Mélanie Marquis Mélanie Marquis
La Presse

La mesure législative en question, C-7, est revenue à la Chambre des communes cette semaine après avoir été amendée par le Sénat. Les députés devront donc les examiner, puis envoyer leur réponse à la chambre haute. Un projet de loi ne peut être adopté si les versions entre les deux chambres diffèrent.

Dans sa requête, le procureur général du Canada demande une prolongation de quatre semaines, jusqu’au 26 mars 2021, pour se conformer à la décision Truchon rendue par la Cour supérieure du Québec en septembre 2019 concernant la loi canadienne sur l’aide médicale à mourir.

La priorité demeure cependant « de voir rapidement l’adoption du projet de loi C-7 », ont assuré les ministres de la Justice et de la Santé du Canada, David Lametti et Patty Hajdu, dans un communiqué publié vendredi après-midi.
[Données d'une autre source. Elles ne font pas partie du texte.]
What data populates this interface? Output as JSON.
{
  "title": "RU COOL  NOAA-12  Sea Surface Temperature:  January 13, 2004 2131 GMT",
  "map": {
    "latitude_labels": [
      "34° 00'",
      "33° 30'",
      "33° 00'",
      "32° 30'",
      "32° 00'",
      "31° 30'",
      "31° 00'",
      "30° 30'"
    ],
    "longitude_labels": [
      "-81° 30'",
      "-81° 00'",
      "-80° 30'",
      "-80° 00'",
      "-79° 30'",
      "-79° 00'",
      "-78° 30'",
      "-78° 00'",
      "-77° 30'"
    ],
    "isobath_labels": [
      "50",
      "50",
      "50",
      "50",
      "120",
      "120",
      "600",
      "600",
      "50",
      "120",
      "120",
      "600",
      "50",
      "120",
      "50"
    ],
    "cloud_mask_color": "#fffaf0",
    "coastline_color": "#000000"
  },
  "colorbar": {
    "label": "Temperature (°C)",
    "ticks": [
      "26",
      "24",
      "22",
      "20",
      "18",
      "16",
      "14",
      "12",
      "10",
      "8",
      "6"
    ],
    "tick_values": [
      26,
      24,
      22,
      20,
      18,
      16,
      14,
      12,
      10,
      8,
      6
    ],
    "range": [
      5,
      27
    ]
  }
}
« Alors que nous sollicitons cette prolongation à titre préventif, nous espérons que les parlementaires travailleront ensemble pour adopter le projet de loi d’ici au 26 février », ont-ils indiqué en précisant que d’ici là, le fédéral continuait à appuyer la possibilité, pour les personnes au Québec, de demander des exemptions.

« À l’approche de la sanction royale, nous sommes résolus à nous conformer à la décision de la Cour et à collaborer avec nos collègues du Parlement à l’avancement du projet de loi aux dernières étapes du processus législatif », ont ajouté les deux ministres.